New Beatles books and other media outputs from podcasts to You Tube blogs are constantly being produced today and every one of them seeks to get a new angle on the Fab Four. Nothing wrong with that, but this latest book on Lennon and McCartney’s songwriting not only entirely misses the ‘Beatles as a four-part whole’ aspect but commits an ultimate crime. It seeks to make one of the two better than the other - and for Ian Leslie in ‘John & Paul - a love story in songs’ that one is Paul.
According to Leslie, John and Paul were certainly geniuses… but Paul was the better one. Both were creative and musical gods … but Paul had the edge. Paul was the driver, the key mover, the prime artist - in effect, the better Beatle. And by extension the best Beatle.
We all have our favorite Beatle (I assume), and mine has always been John, but in any appreciation of the group this is a mere flicker round the edges.
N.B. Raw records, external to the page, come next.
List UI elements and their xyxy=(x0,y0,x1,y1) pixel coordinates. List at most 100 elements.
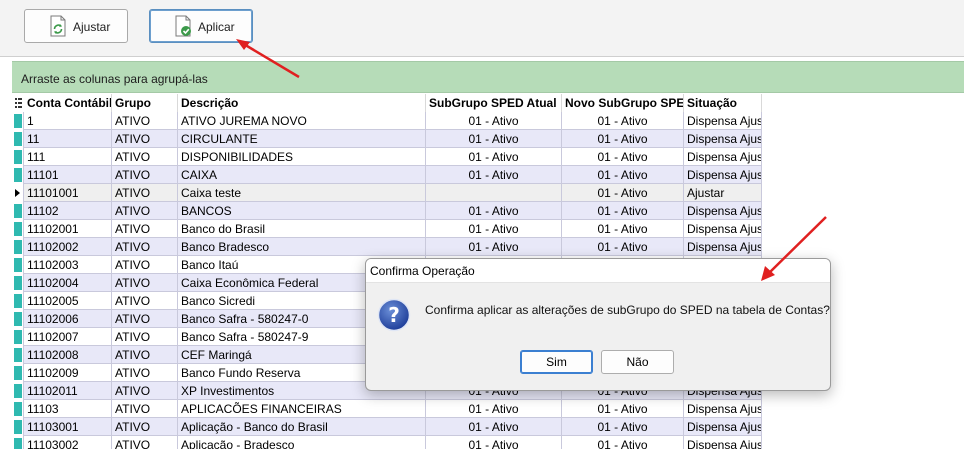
cell-grupo[interactable]: ATIVO xyxy=(112,256,178,274)
cell-subgrupo-atual[interactable]: 01 - Ativo xyxy=(426,112,562,130)
cell-situacao[interactable]: Dispensa Ajuste xyxy=(684,238,762,256)
column-header-subgrupo-atual[interactable]: SubGrupo SPED Atual xyxy=(426,94,562,112)
cell-descricao[interactable]: Banco Bradesco xyxy=(178,238,426,256)
cell-situacao[interactable]: Ajustar xyxy=(684,184,762,202)
cell-conta-contabil[interactable]: 11102001 xyxy=(24,220,112,238)
cell-subgrupo-atual[interactable]: 01 - Ativo xyxy=(426,418,562,436)
table-row[interactable]: 11103 ATIVO APLICACÕES FINANCEIRAS 01 - Ati… xyxy=(12,400,762,418)
cell-subgrupo-atual[interactable]: 01 - Ativo xyxy=(426,166,562,184)
column-header-situacao[interactable]: Situação xyxy=(684,94,762,112)
cell-grupo[interactable]: ATIVO xyxy=(112,274,178,292)
cell-grupo[interactable]: ATIVO xyxy=(112,166,178,184)
column-chooser-icon[interactable] xyxy=(12,94,24,112)
cell-situacao[interactable]: Dispensa Ajuste xyxy=(684,220,762,238)
table-row[interactable]: 11 ATIVO CIRCULANTE 01 - Ativo 01 - Ativo Dis… xyxy=(12,130,762,148)
cell-novo-subgrupo[interactable]: 01 - Ativo xyxy=(562,238,684,256)
cell-descricao[interactable]: Banco do Brasil xyxy=(178,220,426,238)
cell-situacao[interactable]: Dispensa Ajuste xyxy=(684,166,762,184)
cell-grupo[interactable]: ATIVO xyxy=(112,310,178,328)
row-indicator[interactable] xyxy=(12,382,24,400)
cell-grupo[interactable]: ATIVO xyxy=(112,418,178,436)
cell-descricao[interactable]: CAIXA xyxy=(178,166,426,184)
cell-descricao[interactable]: Caixa teste xyxy=(178,184,426,202)
cell-situacao[interactable]: Dispensa Ajuste xyxy=(684,418,762,436)
cell-conta-contabil[interactable]: 11102009 xyxy=(24,364,112,382)
cell-descricao[interactable]: DISPONIBILIDADES xyxy=(178,148,426,166)
cell-subgrupo-atual[interactable]: 01 - Ativo xyxy=(426,238,562,256)
table-row[interactable]: 11102 ATIVO BANCOS 01 - Ativo 01 - Ativo Disp… xyxy=(12,202,762,220)
row-indicator[interactable] xyxy=(12,238,24,256)
cell-novo-subgrupo[interactable]: 01 - Ativo xyxy=(562,436,684,449)
column-header-novo-subgrupo[interactable]: Novo SubGrupo SPED xyxy=(562,94,684,112)
column-header-descricao[interactable]: Descrição xyxy=(178,94,426,112)
cell-descricao[interactable]: CIRCULANTE xyxy=(178,130,426,148)
cell-descricao[interactable]: Aplicação - Banco do Brasil xyxy=(178,418,426,436)
cell-novo-subgrupo[interactable]: 01 - Ativo xyxy=(562,166,684,184)
column-header-grupo[interactable]: Grupo xyxy=(112,94,178,112)
row-indicator[interactable] xyxy=(12,310,24,328)
row-indicator[interactable] xyxy=(12,418,24,436)
cell-novo-subgrupo[interactable]: 01 - Ativo xyxy=(562,130,684,148)
row-indicator[interactable] xyxy=(12,400,24,418)
cell-conta-contabil[interactable]: 11102002 xyxy=(24,238,112,256)
cell-subgrupo-atual[interactable]: 01 - Ativo xyxy=(426,436,562,449)
row-indicator[interactable] xyxy=(12,220,24,238)
row-indicator[interactable] xyxy=(12,148,24,166)
table-row[interactable]: 11101001 ATIVO Caixa teste 01 - Ativo Ajusta… xyxy=(12,184,762,202)
row-indicator[interactable] xyxy=(12,112,24,130)
cell-grupo[interactable]: ATIVO xyxy=(112,292,178,310)
cell-grupo[interactable]: ATIVO xyxy=(112,328,178,346)
row-indicator[interactable] xyxy=(12,328,24,346)
cell-novo-subgrupo[interactable]: 01 - Ativo xyxy=(562,202,684,220)
cell-conta-contabil[interactable]: 11102003 xyxy=(24,256,112,274)
cell-conta-contabil[interactable]: 11 xyxy=(24,130,112,148)
cell-grupo[interactable]: ATIVO xyxy=(112,436,178,449)
table-row[interactable]: 11102001 ATIVO Banco do Brasil 01 - Ativo 01… xyxy=(12,220,762,238)
cell-grupo[interactable]: ATIVO xyxy=(112,184,178,202)
cell-situacao[interactable]: Dispensa Ajuste xyxy=(684,400,762,418)
cell-descricao[interactable]: APLICACÕES FINANCEIRAS xyxy=(178,400,426,418)
cell-grupo[interactable]: ATIVO xyxy=(112,400,178,418)
table-row[interactable]: 11101 ATIVO CAIXA 01 - Ativo 01 - Ativo Dispe… xyxy=(12,166,762,184)
current-row-indicator-icon[interactable] xyxy=(12,184,24,202)
cell-situacao[interactable]: Dispensa Ajuste xyxy=(684,436,762,449)
cell-conta-contabil[interactable]: 11103 xyxy=(24,400,112,418)
cell-novo-subgrupo[interactable]: 01 - Ativo xyxy=(562,184,684,202)
cell-grupo[interactable]: ATIVO xyxy=(112,238,178,256)
column-header-conta-contabil[interactable]: Conta Contábil xyxy=(24,94,112,112)
table-row[interactable]: 11103002 ATIVO Aplicação - Bradesco 01 - At… xyxy=(12,436,762,449)
cell-conta-contabil[interactable]: 111 xyxy=(24,148,112,166)
row-indicator[interactable] xyxy=(12,166,24,184)
cell-descricao[interactable]: Aplicação - Bradesco xyxy=(178,436,426,449)
row-indicator[interactable] xyxy=(12,256,24,274)
cell-grupo[interactable]: ATIVO xyxy=(112,130,178,148)
cell-situacao[interactable]: Dispensa Ajuste xyxy=(684,112,762,130)
cell-conta-contabil[interactable]: 11102 xyxy=(24,202,112,220)
table-row[interactable]: 1 ATIVO ATIVO JUREMA NOVO 01 - Ativo 01 - At… xyxy=(12,112,762,130)
cell-situacao[interactable]: Dispensa Ajuste xyxy=(684,148,762,166)
cell-subgrupo-atual[interactable]: 01 - Ativo xyxy=(426,400,562,418)
cell-descricao[interactable]: ATIVO JUREMA NOVO xyxy=(178,112,426,130)
row-indicator[interactable] xyxy=(12,202,24,220)
cell-grupo[interactable]: ATIVO xyxy=(112,148,178,166)
cell-grupo[interactable]: ATIVO xyxy=(112,364,178,382)
cell-descricao[interactable]: BANCOS xyxy=(178,202,426,220)
cell-conta-contabil[interactable]: 11102006 xyxy=(24,310,112,328)
cell-conta-contabil[interactable]: 1 xyxy=(24,112,112,130)
cell-conta-contabil[interactable]: 11102005 xyxy=(24,292,112,310)
cell-subgrupo-atual[interactable]: 01 - Ativo xyxy=(426,220,562,238)
cell-conta-contabil[interactable]: 11101001 xyxy=(24,184,112,202)
cell-grupo[interactable]: ATIVO xyxy=(112,202,178,220)
cell-subgrupo-atual[interactable] xyxy=(426,184,562,202)
table-row[interactable]: 11102002 ATIVO Banco Bradesco 01 - Ativo 01 … xyxy=(12,238,762,256)
cell-grupo[interactable]: ATIVO xyxy=(112,112,178,130)
cell-conta-contabil[interactable]: 11102007 xyxy=(24,328,112,346)
cell-subgrupo-atual[interactable]: 01 - Ativo xyxy=(426,202,562,220)
cell-conta-contabil[interactable]: 11102004 xyxy=(24,274,112,292)
cell-conta-contabil[interactable]: 11103001 xyxy=(24,418,112,436)
row-indicator[interactable] xyxy=(12,364,24,382)
cell-conta-contabil[interactable]: 11103002 xyxy=(24,436,112,449)
cell-subgrupo-atual[interactable]: 01 - Ativo xyxy=(426,148,562,166)
cell-grupo[interactable]: ATIVO xyxy=(112,382,178,400)
ajustar-button[interactable]: Ajustar xyxy=(24,9,128,43)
The Beatles are John, Paul, George and Ringo - equals.
Leslie develops his Paul’s best obsession slowly - the early years of The Beatles has he and John head to head in a room somewhere each delivering fantastic stuff which will soon swoon the globe and both get full credit. But hit by hit, album by album, the Paul worship gets louder and louder. This even spills over into private life favoritism. At one point we have a couple of pages about Paul and Linda’s dog while a John and Yoko miscarriage gets a small para.
At the end of the book you just want to sling it in the bin and just go back to playing the songs because that’s where you get the real Beatles, that’s all you need.
As the Fab Four sang ‘All you need is love’…. and ‘love’ has four letters not one or two or three but four. And one isn’t better than any of the rest.
I would normally add a reference to Ian Leslie’s book but it isn’t worth it.